Here are the top 6 ways to help make your money last for generations:
- Keep your beneficiaries in the know. You should ensure your children and/or favoured charity are aware of your desire to leave them a legacy, what kinds of products you are using and how they work, says Cliff Steele, a financial advisor with Sun Life in Cambridge, Ontario. “Your advisor can create a great legacy plan for you. But if your beneficiaries and heirs aren’t on board, it can make things more difficult for them in the future.”
- Be sure you have a financial plan. A financial plan is the most significant method you can use to achieve your short-, medium- and long-term goals and aspirations. A plan can help you make sure you are on the right track and moving in the direction of achieving your goals, says Patrick Fitzgerald, an Ottawa-based Sun Life advisor.
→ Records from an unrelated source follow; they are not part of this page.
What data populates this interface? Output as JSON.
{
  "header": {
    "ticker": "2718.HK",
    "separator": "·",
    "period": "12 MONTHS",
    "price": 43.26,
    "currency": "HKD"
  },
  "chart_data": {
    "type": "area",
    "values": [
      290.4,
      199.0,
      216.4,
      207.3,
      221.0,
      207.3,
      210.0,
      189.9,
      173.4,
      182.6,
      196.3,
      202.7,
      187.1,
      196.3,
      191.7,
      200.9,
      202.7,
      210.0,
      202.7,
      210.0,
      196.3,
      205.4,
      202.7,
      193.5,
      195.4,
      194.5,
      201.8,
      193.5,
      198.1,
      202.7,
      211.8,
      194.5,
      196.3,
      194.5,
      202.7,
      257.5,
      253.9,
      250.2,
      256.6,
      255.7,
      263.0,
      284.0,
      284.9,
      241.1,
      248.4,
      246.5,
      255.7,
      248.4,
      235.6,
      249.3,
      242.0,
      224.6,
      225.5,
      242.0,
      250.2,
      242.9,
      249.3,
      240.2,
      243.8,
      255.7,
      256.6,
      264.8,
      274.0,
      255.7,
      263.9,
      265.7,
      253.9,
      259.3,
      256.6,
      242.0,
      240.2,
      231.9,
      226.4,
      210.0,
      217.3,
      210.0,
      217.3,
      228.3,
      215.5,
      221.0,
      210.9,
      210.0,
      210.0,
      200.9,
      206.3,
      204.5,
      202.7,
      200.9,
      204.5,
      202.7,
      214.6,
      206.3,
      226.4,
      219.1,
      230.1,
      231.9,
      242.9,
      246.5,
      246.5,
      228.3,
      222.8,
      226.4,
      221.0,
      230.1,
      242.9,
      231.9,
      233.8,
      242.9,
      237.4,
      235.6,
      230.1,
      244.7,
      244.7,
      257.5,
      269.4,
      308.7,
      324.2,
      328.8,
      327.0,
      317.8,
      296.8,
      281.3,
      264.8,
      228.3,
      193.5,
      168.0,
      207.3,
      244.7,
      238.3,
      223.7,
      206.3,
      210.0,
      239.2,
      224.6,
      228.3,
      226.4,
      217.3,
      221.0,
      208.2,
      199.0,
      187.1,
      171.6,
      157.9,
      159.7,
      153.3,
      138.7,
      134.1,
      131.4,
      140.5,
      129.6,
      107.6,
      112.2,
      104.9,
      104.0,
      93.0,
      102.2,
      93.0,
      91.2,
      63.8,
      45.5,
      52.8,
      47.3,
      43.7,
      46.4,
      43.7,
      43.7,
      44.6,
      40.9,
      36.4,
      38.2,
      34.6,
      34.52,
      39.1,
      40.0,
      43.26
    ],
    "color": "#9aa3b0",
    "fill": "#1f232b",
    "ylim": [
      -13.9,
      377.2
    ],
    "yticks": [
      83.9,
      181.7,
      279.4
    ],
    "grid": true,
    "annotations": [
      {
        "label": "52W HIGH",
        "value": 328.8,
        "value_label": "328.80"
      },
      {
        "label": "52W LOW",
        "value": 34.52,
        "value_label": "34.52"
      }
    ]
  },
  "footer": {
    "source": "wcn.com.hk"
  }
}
Outlining your goals lets you plan well in advance and be certain that you have the proper tools in place to meet these goals.
- Keep your will up to date. If you want to leave a legacy to your children, other relatives and/or charities, it’s imperative to have a current will. It’s a key component for risk management, says Fitzgerald. The terms of a will can change with time, as you accumulate wealth, get married or divorced, or have children or grandchildren. “It’s something to dust off every couple of years and review with your legal partner,” he says.
- Watch out for taxes now… Different kinds of savings accounts, such as RRSPs, TFSAs and non-registered products are taxed differently when you withdraw funds from them. This can be a major influence in the speed at which you use up your wealth, says Steele.
- … and watch out for taxes later. The executor of your estate must file a tax return for your estate for the year of your death. With proper planning, you can often reduce the tax burden on your final return and leave more of your estate intact, says Chris Poole, a Toronto-based Sun Life advisor who handles high-net-worth clients daily. For example, an RRSP can be rolled over to a spouse without triggering a tax bill. But when the second spouse dies, major taxes can become payable. Still, there are ways you can reduce or plan for those costs: Beneficiaries can be established on registered funds (like RRSPs) to bypass probate fees, tax on capital gains can be managed with the proceeds from a life insurance policy and guaranteed cash needs can be looked after through certain kinds of segregated funds. You’ll need professional advice for many of these tactics.
- Be ready for both controllable and uncontrollable events. There are controllable events and activities such as planning for retirement, reducing debt and saving for children’s education. But becoming disabled or critically ill can disrupt your plans and put a major dent in your hopes of ensuring that your money lasts for generations. A number of different risk management options are available, including critical illness insurance, long-term care insurance and personal health insurance, says Poole. Consider these as a health hedge against the financial impact of having your plans unexpectedly derailed.
Expert advice about estate and financial planning can help you not only leave your estate in good shape, but also make the most of your retirement years.